Son harto frecuentes los desniveles expresivos de Vila-Matas a lo largo del libro. Lo que podría entenderse como “riqueza de registros” también puede entenderse como limitación expresiva, y me inclino por la segunda posibilidad cuando uno ha de leer frases como: “Fue en octubre, hace exactamente veinte años. Lo recuerdo como si fuera ahora” o usos como el del epifonema: “¡Vaya viaje!”, para concluir el relato de sus padecimientos renales en Buenos Aires.  El rechazo que me provocan expresiones supuestamente creativas como la doblemente usada del “deseo de ser piel roja y volver cabalgando –muy rápido– a casa” y  “deseos de ser piel roja y de continuar estudiando a Escher”, cae, por supuesto, en la más arbitraria de las subjetividades; pero ese tipo de expresiones tiene todo el aire de la boutadepropia de un sentido del humor muy peculiar, el de quien, casi por principio, hace de la exhibición de la misantropía y de la exquisitez de las referencias culturales que usa un vistoso timbre de orgullo. Se trata de expresiones que quieren cuajar como hallazgos verbales, como cuando del arte de regalar libros sostiene que “tenga su lado salvaje”, afirmación que nos remite enseguida a aquellos celebérrimos “limones salvajes  del Caribe”, del desodorante Fa.
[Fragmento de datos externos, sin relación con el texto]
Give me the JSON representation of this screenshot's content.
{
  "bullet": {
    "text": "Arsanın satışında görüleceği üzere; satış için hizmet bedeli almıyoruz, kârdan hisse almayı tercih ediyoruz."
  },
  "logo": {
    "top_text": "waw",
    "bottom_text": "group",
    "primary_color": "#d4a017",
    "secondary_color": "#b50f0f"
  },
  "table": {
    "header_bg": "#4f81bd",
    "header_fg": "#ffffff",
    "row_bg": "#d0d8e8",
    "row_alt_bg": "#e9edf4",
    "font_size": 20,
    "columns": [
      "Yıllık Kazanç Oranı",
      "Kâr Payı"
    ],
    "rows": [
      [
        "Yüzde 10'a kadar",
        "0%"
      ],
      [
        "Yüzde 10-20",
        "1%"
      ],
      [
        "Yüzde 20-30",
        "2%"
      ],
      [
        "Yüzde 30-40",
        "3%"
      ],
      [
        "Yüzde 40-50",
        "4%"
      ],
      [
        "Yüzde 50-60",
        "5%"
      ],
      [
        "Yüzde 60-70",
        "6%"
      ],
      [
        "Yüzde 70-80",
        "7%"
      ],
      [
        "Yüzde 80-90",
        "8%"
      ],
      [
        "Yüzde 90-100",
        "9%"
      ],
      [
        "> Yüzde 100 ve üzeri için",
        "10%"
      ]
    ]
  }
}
         Ocurre mutatis mutandis lo mismo con cierta retórica muy vilamatiana, en la que hay tanto de identidad expresiva como de afectación retórica. Me refiero a expresiones del estilo de “El cine pasó definitivamentea un segundo plano en mi vida cuando empecé a adentrarme en los interiores literarios” (las cursivas son mías; la cursilería, del autor), en las que se advierte un maximalismo y una conceptualización pomposa que revelan una suerte de expresión cuasi religiosa, porque la literatura es, para Vila-Matas, una divinidad a la que tiene hecho voto de imperecedera devoción existencial. No hay más que recordar la expresión  “alta literatura” –repetida hasta cuatro veces en el dietario–  o su gemela, “alta lectura”, para confirmar esa actitud aerostática de la que venimos hablando.
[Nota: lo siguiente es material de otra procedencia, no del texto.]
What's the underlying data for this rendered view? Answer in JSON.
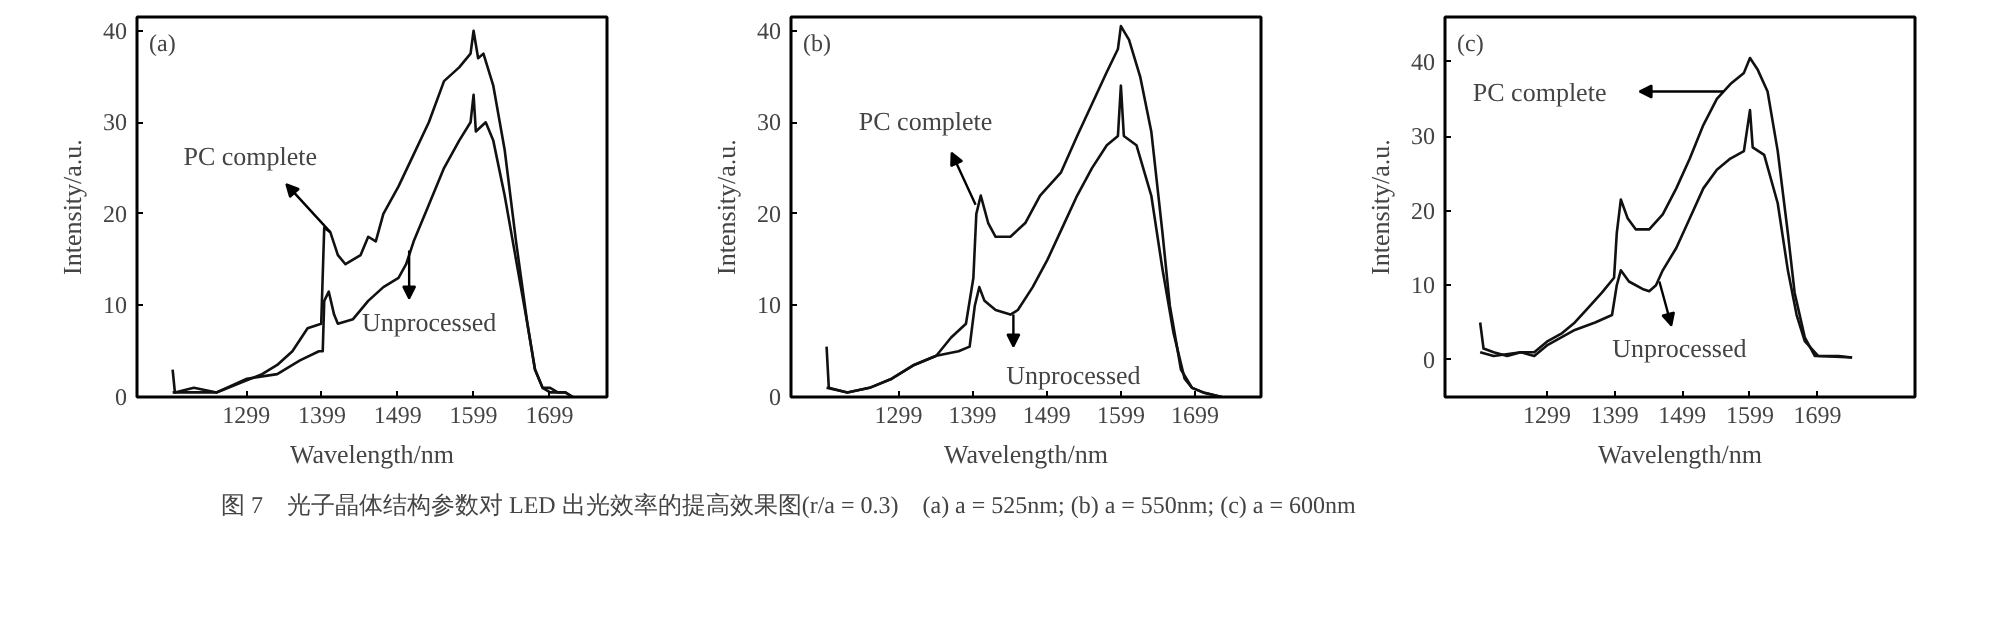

La visión superficial de la realidad se acentúa, por otro lado, con las expresiones que la describen, como cuando descarga su ira contra la vulgaridad de sus conciudadanos, manifiesta en el odio que profesa hacia “el sudor de las suegras despatarradas por las arenas del circo de las playas”, entre otros. En ambos casos, Vila-Matas apenas trasciende el tópico y se refugia en él, ¿por pereza?, ¿por limitación? No obstante, a veces Vila-Matas acierta con el tono y la expresión, cuando, como una herejía respecto de su mundo religioso de la literatura, se acerca a la revelación de lo auténticamente íntimo:

Y es más, me llega de golpe la impresión, a modo de súbito destello, de que cuando oscurece, siempre necesitamos a alguien: todos somos vulnerables, nos sentimos solos, tenemos muchos miedos y necesitamos mucho afecto.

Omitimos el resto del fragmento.